Psalm 46 has been on my heart, mind, and arm the past week. Literally, I designed a henna tattoo I drew on my arm as a reminder of God’s presence and strength! 

This has changed the way I have adapted to this “time of trouble”, how I structure my day, how I encourage others, and even how I pray. For a while, I was afraid to lament and intercede for others due to my own insecurities of doubts and pain. My heart was breaking for those who have no home to go to, for the students who won’t get to celebrate their hard work at graduation, for the weddings of friends being postponed, or the summer travel plans cancelled. So much loss and not enough closure. I couldn’t do it. I denied Jesus’ invitation to “weep with those who weep and mourn with those who mourn.” All held back because of my own weakness. Jesus was not afraid of weakness, because He saw it as an opportunity for His Father's glory to be displayed. Instead, Jesus entered into people's pain, sat with them, cried with them, prayed over them, and pointed them back to the Father. Actually, the most beautiful lament recorded is Jesus in the Garden the night before He was sent to the cross. He was lamenting over the events of the next 24 hours…

Lament – a faith-filled complaint to the Lord. Lament says "its ok not to be ok" with your circumstances, to question, and to even doubt as long as you are standing on the foundation of the Truth of who God is. Jesus was anxious about what was coming – all the suffering and pain he felt when he became the sacrifice for all humanity. He felt the weight of darkness creeping up to him, threaten to overthrow him. He was so anxious he started sweating drops of blood! 
He knew it would break his heart. 
He knew he couldn’t do it in his own strength. 
He knew that God was with Him, even then! 
Yet He surrendered, “...not my will be done, but yours, Father.” 
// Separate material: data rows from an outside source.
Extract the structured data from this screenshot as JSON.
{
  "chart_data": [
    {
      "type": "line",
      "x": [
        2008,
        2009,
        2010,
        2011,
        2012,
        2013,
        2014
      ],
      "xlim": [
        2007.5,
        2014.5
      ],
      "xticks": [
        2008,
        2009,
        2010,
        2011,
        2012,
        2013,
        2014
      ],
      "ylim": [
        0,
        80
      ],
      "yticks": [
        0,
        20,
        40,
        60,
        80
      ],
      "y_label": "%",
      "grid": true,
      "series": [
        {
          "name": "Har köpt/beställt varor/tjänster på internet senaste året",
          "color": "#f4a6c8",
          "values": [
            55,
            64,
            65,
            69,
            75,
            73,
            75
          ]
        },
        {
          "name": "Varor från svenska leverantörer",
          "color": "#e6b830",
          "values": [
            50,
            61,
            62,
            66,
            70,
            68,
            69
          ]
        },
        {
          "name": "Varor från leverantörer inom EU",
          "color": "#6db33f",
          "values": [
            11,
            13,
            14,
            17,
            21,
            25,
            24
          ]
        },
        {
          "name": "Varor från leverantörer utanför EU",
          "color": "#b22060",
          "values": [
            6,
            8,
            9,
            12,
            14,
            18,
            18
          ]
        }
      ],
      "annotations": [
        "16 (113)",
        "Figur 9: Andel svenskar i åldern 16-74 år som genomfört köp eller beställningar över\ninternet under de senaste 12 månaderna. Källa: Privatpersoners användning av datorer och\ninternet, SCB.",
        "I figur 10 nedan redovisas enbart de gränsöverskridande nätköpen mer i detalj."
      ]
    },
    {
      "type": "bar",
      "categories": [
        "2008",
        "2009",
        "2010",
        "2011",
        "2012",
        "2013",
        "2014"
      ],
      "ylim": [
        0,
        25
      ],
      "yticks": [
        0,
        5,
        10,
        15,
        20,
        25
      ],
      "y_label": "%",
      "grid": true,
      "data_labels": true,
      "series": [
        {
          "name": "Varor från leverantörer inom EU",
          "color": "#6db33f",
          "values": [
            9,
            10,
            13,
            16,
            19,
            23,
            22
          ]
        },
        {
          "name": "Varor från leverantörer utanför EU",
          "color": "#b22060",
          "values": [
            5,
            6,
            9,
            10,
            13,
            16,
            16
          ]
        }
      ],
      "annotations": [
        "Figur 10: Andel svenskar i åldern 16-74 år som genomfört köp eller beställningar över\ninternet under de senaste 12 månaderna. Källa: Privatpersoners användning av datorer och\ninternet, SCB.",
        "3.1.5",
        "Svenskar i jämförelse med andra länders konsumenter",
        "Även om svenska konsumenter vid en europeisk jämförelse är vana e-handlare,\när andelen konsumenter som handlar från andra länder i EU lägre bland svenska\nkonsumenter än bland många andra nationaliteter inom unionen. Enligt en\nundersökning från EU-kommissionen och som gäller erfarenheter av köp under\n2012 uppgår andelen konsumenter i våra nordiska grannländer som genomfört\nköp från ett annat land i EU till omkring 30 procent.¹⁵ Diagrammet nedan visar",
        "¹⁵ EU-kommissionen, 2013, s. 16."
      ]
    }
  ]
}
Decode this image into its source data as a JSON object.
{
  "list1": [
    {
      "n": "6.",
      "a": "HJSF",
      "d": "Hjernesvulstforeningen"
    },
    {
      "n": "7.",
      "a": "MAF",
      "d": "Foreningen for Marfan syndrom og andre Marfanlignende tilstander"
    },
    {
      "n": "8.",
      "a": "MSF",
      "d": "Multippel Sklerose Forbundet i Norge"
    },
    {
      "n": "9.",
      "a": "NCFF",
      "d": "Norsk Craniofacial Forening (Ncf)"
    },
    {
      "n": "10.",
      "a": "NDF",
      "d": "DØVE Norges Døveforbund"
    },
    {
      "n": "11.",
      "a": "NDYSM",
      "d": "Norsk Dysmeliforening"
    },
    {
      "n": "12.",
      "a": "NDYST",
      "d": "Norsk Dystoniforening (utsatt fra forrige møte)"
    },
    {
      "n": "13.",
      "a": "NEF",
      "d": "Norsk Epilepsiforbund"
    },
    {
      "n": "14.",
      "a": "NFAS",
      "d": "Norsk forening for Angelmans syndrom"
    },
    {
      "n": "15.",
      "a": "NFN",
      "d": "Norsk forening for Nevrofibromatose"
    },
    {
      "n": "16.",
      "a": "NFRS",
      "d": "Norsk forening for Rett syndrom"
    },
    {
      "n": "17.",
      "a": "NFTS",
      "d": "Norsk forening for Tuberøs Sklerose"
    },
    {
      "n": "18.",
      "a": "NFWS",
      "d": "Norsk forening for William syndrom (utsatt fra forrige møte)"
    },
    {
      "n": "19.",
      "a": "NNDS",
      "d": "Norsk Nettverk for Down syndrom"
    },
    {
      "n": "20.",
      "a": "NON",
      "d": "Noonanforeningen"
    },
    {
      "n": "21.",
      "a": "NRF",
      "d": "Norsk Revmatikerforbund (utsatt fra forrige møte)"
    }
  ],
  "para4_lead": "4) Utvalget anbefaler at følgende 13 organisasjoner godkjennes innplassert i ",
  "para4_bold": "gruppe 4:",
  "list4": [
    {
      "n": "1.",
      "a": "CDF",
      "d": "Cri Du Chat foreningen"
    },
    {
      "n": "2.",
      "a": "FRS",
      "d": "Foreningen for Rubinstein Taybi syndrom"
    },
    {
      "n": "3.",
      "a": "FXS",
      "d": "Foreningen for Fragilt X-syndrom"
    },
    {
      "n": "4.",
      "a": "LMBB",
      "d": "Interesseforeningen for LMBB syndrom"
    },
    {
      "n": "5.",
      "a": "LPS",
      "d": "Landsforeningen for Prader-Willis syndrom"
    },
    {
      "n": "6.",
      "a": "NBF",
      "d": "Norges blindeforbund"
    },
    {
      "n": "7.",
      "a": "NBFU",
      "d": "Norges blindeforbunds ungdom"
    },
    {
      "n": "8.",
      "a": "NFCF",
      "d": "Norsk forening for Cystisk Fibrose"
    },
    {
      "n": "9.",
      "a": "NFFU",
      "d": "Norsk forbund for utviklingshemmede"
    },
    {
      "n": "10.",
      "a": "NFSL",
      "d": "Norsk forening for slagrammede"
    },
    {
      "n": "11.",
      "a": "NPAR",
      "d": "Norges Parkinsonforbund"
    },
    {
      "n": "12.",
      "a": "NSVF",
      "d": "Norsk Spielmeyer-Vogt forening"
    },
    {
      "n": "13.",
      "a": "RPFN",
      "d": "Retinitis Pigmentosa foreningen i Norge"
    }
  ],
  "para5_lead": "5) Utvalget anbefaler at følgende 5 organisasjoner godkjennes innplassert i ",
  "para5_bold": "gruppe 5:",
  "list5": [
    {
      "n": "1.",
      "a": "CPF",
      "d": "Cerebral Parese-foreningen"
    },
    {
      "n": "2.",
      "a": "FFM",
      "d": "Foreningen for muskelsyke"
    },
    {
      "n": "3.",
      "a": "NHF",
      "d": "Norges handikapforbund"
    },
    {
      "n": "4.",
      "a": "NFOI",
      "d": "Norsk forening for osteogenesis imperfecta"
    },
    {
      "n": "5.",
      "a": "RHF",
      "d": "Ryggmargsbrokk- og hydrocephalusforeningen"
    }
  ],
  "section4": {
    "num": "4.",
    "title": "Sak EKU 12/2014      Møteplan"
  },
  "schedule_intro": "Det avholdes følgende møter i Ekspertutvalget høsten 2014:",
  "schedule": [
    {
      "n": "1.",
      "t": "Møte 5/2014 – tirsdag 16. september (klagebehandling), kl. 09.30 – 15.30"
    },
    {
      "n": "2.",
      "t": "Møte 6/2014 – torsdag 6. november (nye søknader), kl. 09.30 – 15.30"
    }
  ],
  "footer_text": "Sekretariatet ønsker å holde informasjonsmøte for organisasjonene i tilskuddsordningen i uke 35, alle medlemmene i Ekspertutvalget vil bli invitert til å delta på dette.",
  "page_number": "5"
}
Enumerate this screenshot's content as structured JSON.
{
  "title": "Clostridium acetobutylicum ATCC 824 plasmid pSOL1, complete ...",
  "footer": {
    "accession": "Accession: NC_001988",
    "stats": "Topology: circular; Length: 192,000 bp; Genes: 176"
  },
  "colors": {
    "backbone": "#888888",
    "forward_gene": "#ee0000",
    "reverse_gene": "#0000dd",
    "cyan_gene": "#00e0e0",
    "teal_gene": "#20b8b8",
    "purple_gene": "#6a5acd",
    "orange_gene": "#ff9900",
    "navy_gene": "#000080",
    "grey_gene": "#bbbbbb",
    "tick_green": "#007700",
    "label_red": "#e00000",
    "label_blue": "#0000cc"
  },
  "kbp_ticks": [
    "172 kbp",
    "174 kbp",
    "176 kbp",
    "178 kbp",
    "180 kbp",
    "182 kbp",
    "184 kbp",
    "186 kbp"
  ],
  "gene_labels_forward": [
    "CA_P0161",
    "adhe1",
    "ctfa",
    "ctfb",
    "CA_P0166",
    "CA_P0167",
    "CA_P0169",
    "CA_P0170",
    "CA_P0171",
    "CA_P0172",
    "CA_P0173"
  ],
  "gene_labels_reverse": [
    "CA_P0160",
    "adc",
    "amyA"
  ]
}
Did you know that 2/3 of the Psalms are laments? David asks God so many questions as he wrestles through life events and hardships during his reign as king. Yet, he was still considered a “man after God’s own heart” because his foundation was on who God was as the Great I Am. David vocally vented his frustration, pain, and confusion regarding his circumstances, but still acknowledged God as God.
I don't know about you, but I have a lot of frustration, grief, and confusion swimming through my mind during the last few weeks. I have stuggled to make sense of it, but after reflecting on all these seeds God has been sowing in my life, I take this time as an invitaion to lament. To not be ok with the circumstances around me (that doesn't mean I am negative or judgmental, but rather honest) and yet still remain firm that God is good. I have been holding on to these truths for dear life: 
He is in control and he is unchangable - when everything else is changing. 
He is unshakable - even when everything else is shifting.
He is unstoppable - he is not limited bywalls, doors, of even 6 feet.
He embraces us, holds us, provides for us, comforts us, and loves us unconditionally.  That is just who He is. 

So I will leave you with two questions to consider... 

1. What do you need to lament to God about today?

“What else alters your vision than with tears? Be religiously inappropriate, God is not limited by your vocabulary or your pride!” – Aaron White with 24/7 Prayer Canada

2. What truth about God do you cling to? (What scripture do you base your answer on?)